Im Rennen um den Oberliga-Meistertitel mussten die Fußballer des VfL Pinneberg längst abdrehen. Ein Spieltag vor Saisonende droht jedoch auch die „Kreismeisterschaft“ verloren zu gehen. Während Lokalrivale SV Halstenbek-Rellingen in Meiendorf siegte, kassierte der VfL gegen den TSV Buchholz 08 eine auch in der Höhe verdiente 0:3-Pleite. Die Folge: HR geht mit einem Zähler Vorsprung ins Saisonfinale und hat nun beste Aussichten auf den Kreistitel, den im Vorjahr noch die Pinneberger holten. Hoffnung auf eine erfolgreiche Titelverteidigung gab der Auftritt des VfL gegen Buchholz allerdings nicht.

Im Vorfeld der Partie sprach Coach Michael Fischer von „fehlender mentaler Frische“ in seiner Mannschaft. Die anschließend gezeigte Leistung bekräftigte diese Aussage. Das Spiel des VfL war geprägt von vielen Unzulänglichkeiten. Ein strukturierter Spielaufbau kam nur selten zustande, klare Torchancen waren insbesondere in Hälfte eins Mangelware. Hinzu kam ein Gegner, der bemerkenswert motiviert und konzentriert auftrat. Und noch dazu die Fehler des VfL eiskalt bestrafte.

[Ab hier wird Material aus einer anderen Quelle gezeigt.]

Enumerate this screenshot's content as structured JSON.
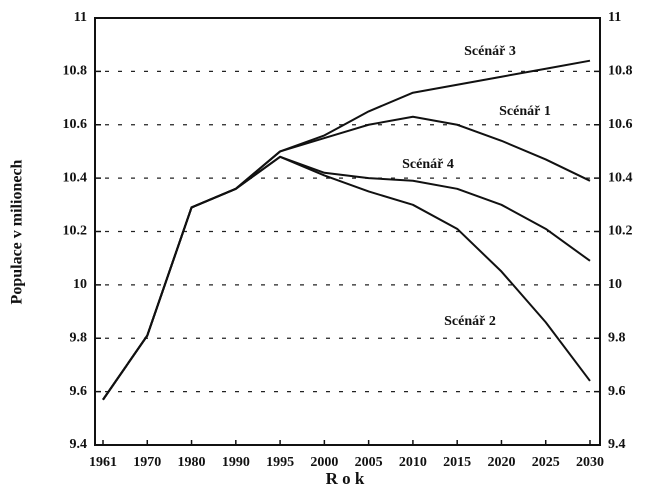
{
  "chart_data": {
    "type": "line",
    "x_label": "R o k",
    "y_label": "Populace v milionech",
    "categories": [
      "1961",
      "1970",
      "1980",
      "1990",
      "1995",
      "2000",
      "2005",
      "2010",
      "2015",
      "2020",
      "2025",
      "2030"
    ],
    "series": [
      {
        "name": "Scénář 3",
        "color": "#111111",
        "values": [
          9.57,
          9.81,
          10.29,
          10.36,
          10.5,
          10.56,
          10.65,
          10.72,
          10.75,
          10.78,
          10.81,
          10.84
        ]
      },
      {
        "name": "Scénář 1",
        "color": "#111111",
        "values": [
          9.57,
          9.81,
          10.29,
          10.36,
          10.5,
          10.55,
          10.6,
          10.63,
          10.6,
          10.54,
          10.47,
          10.39
        ]
      },
      {
        "name": "Scénář 4",
        "color": "#111111",
        "values": [
          9.57,
          9.81,
          10.29,
          10.36,
          10.48,
          10.42,
          10.4,
          10.39,
          10.36,
          10.3,
          10.21,
          10.09
        ]
      },
      {
        "name": "Scénář 2",
        "color": "#111111",
        "values": [
          9.57,
          9.81,
          10.29,
          10.36,
          10.48,
          10.41,
          10.35,
          10.3,
          10.21,
          10.05,
          9.86,
          9.64
        ]
      }
    ],
    "ylim": [
      9.4,
      11
    ],
    "yticks": [
      9.4,
      9.6,
      9.8,
      10,
      10.2,
      10.4,
      10.6,
      10.8,
      11
    ],
    "y2lim": [
      9.4,
      11
    ],
    "y2ticks": [
      9.4,
      9.6,
      9.8,
      10,
      10.2,
      10.4,
      10.6,
      10.8,
      11
    ],
    "grid": true
  }
}
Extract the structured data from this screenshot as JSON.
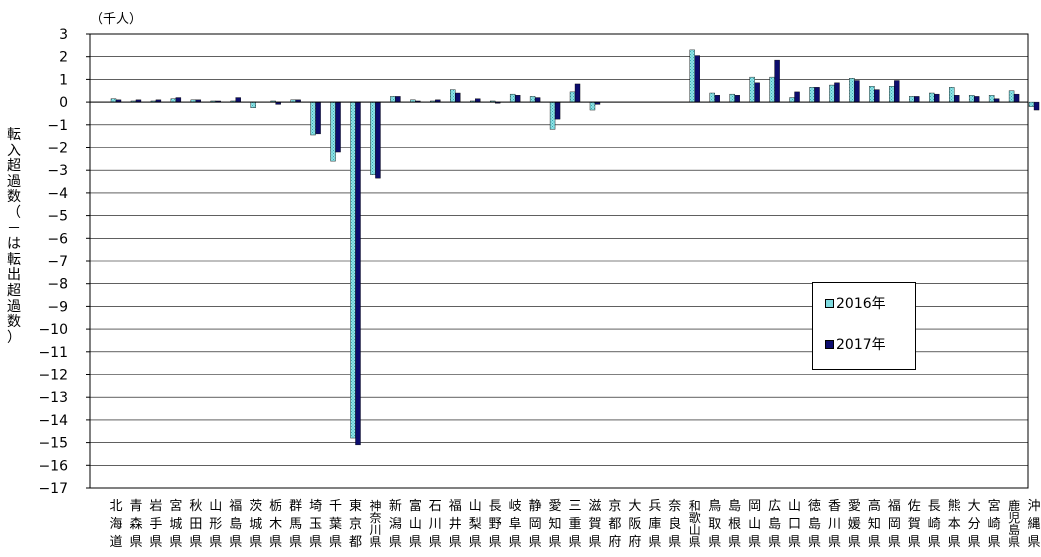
{
  "chart_data": {
    "type": "bar",
    "unit_label": "（千人）",
    "ylabel": "転入超過数（－は転出超過数）",
    "ylim": [
      -17,
      3
    ],
    "yticks": [
      3,
      2,
      1,
      0,
      -1,
      -2,
      -3,
      -4,
      -5,
      -6,
      -7,
      -8,
      -9,
      -10,
      -11,
      -12,
      -13,
      -14,
      -15,
      -16,
      -17
    ],
    "grid": true,
    "legend_position": "right",
    "categories": [
      "北海道",
      "青森県",
      "岩手県",
      "宮城県",
      "秋田県",
      "山形県",
      "福島県",
      "茨城県",
      "栃木県",
      "群馬県",
      "埼玉県",
      "千葉県",
      "東京都",
      "神奈川県",
      "新潟県",
      "富山県",
      "石川県",
      "福井県",
      "山梨県",
      "長野県",
      "岐阜県",
      "静岡県",
      "愛知県",
      "三重県",
      "滋賀県",
      "京都府",
      "大阪府",
      "兵庫県",
      "奈良県",
      "和歌山県",
      "鳥取県",
      "島根県",
      "岡山県",
      "広島県",
      "山口県",
      "徳島県",
      "香川県",
      "愛媛県",
      "高知県",
      "福岡県",
      "佐賀県",
      "長崎県",
      "熊本県",
      "大分県",
      "宮崎県",
      "鹿児島県",
      "沖縄県"
    ],
    "series": [
      {
        "name": "2016年",
        "color": "#7fdbe0",
        "values": [
          0.15,
          0.05,
          0.05,
          0.15,
          0.1,
          0.05,
          0.05,
          -0.25,
          0.05,
          0.1,
          -1.45,
          -2.6,
          -14.8,
          -3.2,
          0.25,
          0.1,
          0.05,
          0.55,
          0.05,
          0.05,
          0.35,
          0.25,
          -1.2,
          0.45,
          -0.35,
          0.0,
          0.0,
          0.0,
          0.0,
          2.3,
          0.4,
          0.35,
          1.1,
          1.1,
          0.2,
          0.65,
          0.75,
          1.05,
          0.7,
          0.7,
          0.25,
          0.4,
          0.65,
          0.3,
          0.3,
          0.5,
          -0.2
        ]
      },
      {
        "name": "2017年",
        "color": "#0c0c6e",
        "values": [
          0.1,
          0.1,
          0.1,
          0.2,
          0.1,
          0.05,
          0.2,
          0.0,
          -0.1,
          0.1,
          -1.4,
          -2.2,
          -15.1,
          -3.35,
          0.25,
          0.05,
          0.1,
          0.4,
          0.15,
          -0.05,
          0.3,
          0.2,
          -0.75,
          0.8,
          -0.1,
          0.0,
          0.0,
          0.0,
          0.0,
          2.05,
          0.3,
          0.3,
          0.85,
          1.85,
          0.45,
          0.65,
          0.85,
          0.95,
          0.55,
          0.95,
          0.25,
          0.35,
          0.3,
          0.25,
          0.15,
          0.35,
          -0.35
        ]
      }
    ]
  }
}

So geschehen beim 0:1 (21.): Nach einem Pinneberger Ballverlust im Mittelfeld schalteten die Gäste blitzschnell um, schickten Rechtsaußen André Müller auf die Reise, der aus 14 Metern trocken einschob. Ohnehin lief bei Buchholz viel über Müller. Pinnebergs Verteidiger Sascha Bernhardt wirkte zeitweise doch etwas überfordert mit seinem quirligen Gegenspieler, der via scharfer Hereingabe in den Rücken der VfL-Abwehr auch das 0:2 einleitete (28.). Alexander Gege sorgte vom Punkt aus bereits vor der Pause für die Vorentscheidung (36.).

Entsprechend bedient zeigte sich VfL-Trainer Michael Fischer. Nicht nur von der Leistung seines Teams. Auch Schiedsrichter Philipp Steiner (GW Harburg) bekam aufgrund einiger kniffliger Entscheidungen Fischers Zorn zu spüren. „Das ist noch schlechter als wir spielen“, hallte es etwa über den Platz. Irgendwann wurde es Steiner zu bunt. Er beorderte den aufgebrachten Coach auf die Tribüne. So gab es beim VfL aber zumindest einen, der durchgehend Leidenschaft und Einsatzwillen zeigte.